Mrs Dalloway - Virginia Woolf (can't believe I've never read it!)

The Slap - Christos Tsiolkas (am I the last person to read this?)

Look Me in the Eye - John Elder Robinson (another one about Aspergers).

A Room of One's Own - Virginia Woolf (I have read this every January since 1992. We read it in year twelve, and every year I get something different from it as my life develops. Mr BB also bought me the mug for Christmas - favourite mug at the moment!)

Enjoy your reading - got any good recommendations for Summer reading?

Just realised that this post is just a list - oh well, a good record for me of what's passing by the bedside table!

J

Wednesday, 6 January 2010

If you thought I made a hash of the shortbread recipe...

Some time ago I saw the lovely film Julie and Julia. Now it has been 6 weeks since I read my bloglines so have no idea what others are up to (I will remedy this over the weekend!)


I have been pondering the Beef Burgundy which is lauded in the film, and decided that tonight I will cook it for Mr BB along with lashings of buttery mashed potato.


Here begin-eth the Drama.

Googled the recipe - easy. Start the conversions. It is now that I remember that Australian metric conversions are not the same as around the world. Will this impact on the result? Does this mean that all table- and tea-spoon amounts need converting too? A quick clickety trip to Wikipedia informs me that yes, this is the case. In fact Mr Wiki tells me there is "no internationally-agreed standard definition of the cup, whose modern volume ranges between 200-284ml). The cup sizes generally used in the many Commonwealth countries and the U.S differ by up to 44ml."

Am I just making things hard for myself? (Clearly yes), however what if the recipe fails spectacularly due to too much (or too little) liquid?!

Surely this can be easy I think. I am over-thinking this.

A 6 ounce piece of chunk bacon is 170g. 3 pounds of stewing beef is 1.36kg (call it 1.4kg). So 3 cups of red wine (Julia Childs specifies a young and full-bodied red) is.... conversion chart at the ready...

1 US cup = 237ml
1 US 'legal' cup = 240ml
1 imperial cup = 284ml.

240 x 3 = 720ml
284 x 3 =852ml.

132ml difference...

OK I think. Start over. Australian tablespoon 20ml, American 15ml. Hmm.

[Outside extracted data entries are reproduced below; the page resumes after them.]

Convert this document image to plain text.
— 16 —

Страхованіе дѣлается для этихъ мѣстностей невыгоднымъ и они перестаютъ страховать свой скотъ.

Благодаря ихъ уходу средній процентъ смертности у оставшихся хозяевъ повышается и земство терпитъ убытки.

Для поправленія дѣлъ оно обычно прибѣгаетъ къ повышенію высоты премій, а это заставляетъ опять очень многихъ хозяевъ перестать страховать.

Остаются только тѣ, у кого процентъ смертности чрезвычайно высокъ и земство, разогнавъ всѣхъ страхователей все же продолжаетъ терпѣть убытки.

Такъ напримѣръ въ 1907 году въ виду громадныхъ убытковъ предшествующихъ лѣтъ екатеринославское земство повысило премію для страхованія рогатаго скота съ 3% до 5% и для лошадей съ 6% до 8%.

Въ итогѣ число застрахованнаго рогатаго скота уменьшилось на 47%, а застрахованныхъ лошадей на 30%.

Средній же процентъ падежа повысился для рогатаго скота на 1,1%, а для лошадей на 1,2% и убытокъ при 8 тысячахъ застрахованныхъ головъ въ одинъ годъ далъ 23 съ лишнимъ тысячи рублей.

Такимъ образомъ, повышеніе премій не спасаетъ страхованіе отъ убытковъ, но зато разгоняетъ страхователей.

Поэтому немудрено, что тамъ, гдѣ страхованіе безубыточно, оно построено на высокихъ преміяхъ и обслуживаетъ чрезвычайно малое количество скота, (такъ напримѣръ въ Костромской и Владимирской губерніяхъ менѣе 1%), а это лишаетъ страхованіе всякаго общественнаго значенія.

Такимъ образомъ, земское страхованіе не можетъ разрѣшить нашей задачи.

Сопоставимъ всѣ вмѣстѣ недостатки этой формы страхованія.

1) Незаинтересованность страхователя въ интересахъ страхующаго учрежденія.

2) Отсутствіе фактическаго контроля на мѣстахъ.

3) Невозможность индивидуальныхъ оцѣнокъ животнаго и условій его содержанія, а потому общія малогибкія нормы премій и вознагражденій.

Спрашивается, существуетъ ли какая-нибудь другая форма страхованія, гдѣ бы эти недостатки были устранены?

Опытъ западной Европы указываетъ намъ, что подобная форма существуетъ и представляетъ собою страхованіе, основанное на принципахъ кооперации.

It is at this point that I think I will visit a bookshop and see if the modern incantation of the cookbook is metric or imperial. For the sake of $40 and my sanity (and YOUR sanity), and of course Mr BB's belly, I'll buy the frigging book!

NB: the only measurement that is the same in Australia/NZ/US/Canada/UK is a teaspoon, which we all agree is 5ml! Trivia for the day!.